Gerard Hermens: Creating the perfect broker model


Gerard Hermens May 7, 2015 - Stream 2:  MFAA National Convention 2015, Melbourne Convention and Exhibition Centre, Melbourne, Victoria, Australia. Credit: Pat Brunet / Event Photos Australia

Gerard Hermens
May 7, 2015 – Stream 2: MFAA National Convention 2015, Melbourne Convention and Exhibition Centre, Melbourne, Victoria, Australia. Credit: Pat Brunet / Event Photos Australia

Hermens has been training brokers for the Diploma of Mortgage Broking at the Institute of Strategic Management for more than 25 years, and has been emphasising the importance of each broker finding their point of difference throughout that time.

He points to four brokers who have been through the ISM’s training and are now extremely successful, and credits their passion for their success. People will help with your systems and structures, Hermens explains, but you need to find your inner voice, the thing that you are passionate about – your point of difference.

Hermens points to six stages of a broking business journey:

  1. Start-up
  2. Entrepreneurial
  3. Administrative
  4. Plateau
  5. Re-growth
  6. Succession

The sticking point for most, he says, is the succession stage – many don’t plan for it, or dislike the idea of giving up a portion of their control or profit for the sake of planning for it.

Size, in this journey model, is not relevant. What is important is planning for the size a broker wants to achieve, and leveraging scale and perfecting processes so that they can focus on the $200/hour work while delegating the $20-$30/hour work.

The problem with bringing in people who can do this work, however, is that they may leave and take clients with them.  Several solutions are possible, such as making them stakeholders or ensuring that they always have the option of walking away but must buy the book if they take the client with them.

Hermens’ solution is to ensure that clients connect with the business as a whole, rather than with their loan writers, and that staff at all levels connect with each client.

From here, leveraging scale and creating a ‘sticky’, or self-sustaining, book are key.

“Choose your segments and then identify your value proposition,”

Hermens says. An ideal place to start? “Find out what pain points your customer experiences.”

For FHBs, for example, pain points are not knowing anything about the process and dealing with misinformation. For SMSF trustees, a pain point is the need to make a decision and the lack of the knowledge to do so. Finding the solutions to these problems, then, provides that point of difference for a broker business.

Hermens agrees with the point about product numbers and client retention that Dominique Bergel-Grant discussed in her Round-table session: the more products a client has with a broker, the more sticky they are. The logic is clear: more products means more contact with the broker, and more contact with the broker increases retention.
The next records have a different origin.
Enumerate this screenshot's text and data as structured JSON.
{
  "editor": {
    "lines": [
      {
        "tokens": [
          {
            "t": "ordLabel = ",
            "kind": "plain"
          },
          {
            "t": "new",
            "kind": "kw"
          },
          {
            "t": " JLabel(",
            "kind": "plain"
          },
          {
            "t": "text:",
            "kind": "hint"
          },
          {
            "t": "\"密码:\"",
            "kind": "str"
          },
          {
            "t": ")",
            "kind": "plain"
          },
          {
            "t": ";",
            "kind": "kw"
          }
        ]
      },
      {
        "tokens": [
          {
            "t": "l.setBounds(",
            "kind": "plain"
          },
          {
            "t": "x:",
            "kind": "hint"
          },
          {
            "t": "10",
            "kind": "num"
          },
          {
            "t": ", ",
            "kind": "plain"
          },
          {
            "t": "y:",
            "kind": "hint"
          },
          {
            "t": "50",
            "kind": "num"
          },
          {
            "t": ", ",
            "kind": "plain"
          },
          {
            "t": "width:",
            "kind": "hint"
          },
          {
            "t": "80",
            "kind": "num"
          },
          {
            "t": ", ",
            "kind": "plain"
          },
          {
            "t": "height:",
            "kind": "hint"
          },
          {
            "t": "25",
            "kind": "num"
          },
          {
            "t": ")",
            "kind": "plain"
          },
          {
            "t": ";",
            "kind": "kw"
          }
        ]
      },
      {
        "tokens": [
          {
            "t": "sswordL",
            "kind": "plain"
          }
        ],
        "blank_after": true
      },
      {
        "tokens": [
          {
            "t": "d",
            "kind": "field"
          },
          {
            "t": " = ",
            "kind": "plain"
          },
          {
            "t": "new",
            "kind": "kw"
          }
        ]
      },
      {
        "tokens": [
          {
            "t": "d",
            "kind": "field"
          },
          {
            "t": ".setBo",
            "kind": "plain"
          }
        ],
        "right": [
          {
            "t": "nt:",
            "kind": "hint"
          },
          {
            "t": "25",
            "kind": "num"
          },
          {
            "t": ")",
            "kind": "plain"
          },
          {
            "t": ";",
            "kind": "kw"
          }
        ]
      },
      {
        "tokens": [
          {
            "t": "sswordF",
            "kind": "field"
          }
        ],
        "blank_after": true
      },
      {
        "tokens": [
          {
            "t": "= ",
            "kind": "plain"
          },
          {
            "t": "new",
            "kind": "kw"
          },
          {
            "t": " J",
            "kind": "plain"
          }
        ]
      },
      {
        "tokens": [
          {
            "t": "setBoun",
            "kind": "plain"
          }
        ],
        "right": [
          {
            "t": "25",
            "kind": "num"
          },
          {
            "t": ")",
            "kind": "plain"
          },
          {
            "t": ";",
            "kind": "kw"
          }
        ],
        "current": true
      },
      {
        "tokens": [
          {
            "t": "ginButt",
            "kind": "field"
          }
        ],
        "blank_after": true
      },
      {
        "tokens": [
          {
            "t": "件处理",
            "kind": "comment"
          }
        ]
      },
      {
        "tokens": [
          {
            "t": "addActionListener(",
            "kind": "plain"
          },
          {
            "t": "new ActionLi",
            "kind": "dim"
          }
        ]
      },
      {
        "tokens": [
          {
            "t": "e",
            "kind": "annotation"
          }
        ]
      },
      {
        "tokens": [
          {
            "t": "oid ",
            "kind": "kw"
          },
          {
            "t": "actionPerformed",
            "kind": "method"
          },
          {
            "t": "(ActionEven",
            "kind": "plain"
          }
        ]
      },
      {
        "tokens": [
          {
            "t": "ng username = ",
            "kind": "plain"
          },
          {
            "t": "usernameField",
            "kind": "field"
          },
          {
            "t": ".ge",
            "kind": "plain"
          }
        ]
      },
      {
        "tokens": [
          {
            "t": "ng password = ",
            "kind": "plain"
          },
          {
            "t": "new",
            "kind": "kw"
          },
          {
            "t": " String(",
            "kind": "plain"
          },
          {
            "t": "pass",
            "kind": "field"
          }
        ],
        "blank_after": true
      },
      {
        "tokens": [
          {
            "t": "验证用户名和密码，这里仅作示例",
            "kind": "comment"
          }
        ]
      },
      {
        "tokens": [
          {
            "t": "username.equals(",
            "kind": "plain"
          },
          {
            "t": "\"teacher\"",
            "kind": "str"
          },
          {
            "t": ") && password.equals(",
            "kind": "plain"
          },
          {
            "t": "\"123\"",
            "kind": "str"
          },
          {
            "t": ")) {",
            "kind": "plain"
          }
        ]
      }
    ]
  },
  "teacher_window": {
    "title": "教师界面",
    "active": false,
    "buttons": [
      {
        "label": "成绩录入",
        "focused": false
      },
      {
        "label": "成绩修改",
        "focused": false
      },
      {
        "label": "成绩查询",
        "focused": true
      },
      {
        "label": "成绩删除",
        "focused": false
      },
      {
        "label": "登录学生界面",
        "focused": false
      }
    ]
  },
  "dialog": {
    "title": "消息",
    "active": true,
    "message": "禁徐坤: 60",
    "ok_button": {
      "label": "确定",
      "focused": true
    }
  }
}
Hermens also offers a logical progression to develop a business strategy, in which brokers identify nine core aspects of their businesses:

  • Customer segments
  • Value proposition
  • Channels
  • Customer relationships
  • Revenue streams
  • Key resources
  • Key activities
  • Key partners
  • Cost structure

To wrap up, Hermens outlined his idea of the perfect broker business structure: a principal with two loan writers, plus a packager, a tracker and a dialler. This structure, he says, ensures clients get brilliant service, and have enough contact points that they are connected to the business rather than the loan writer.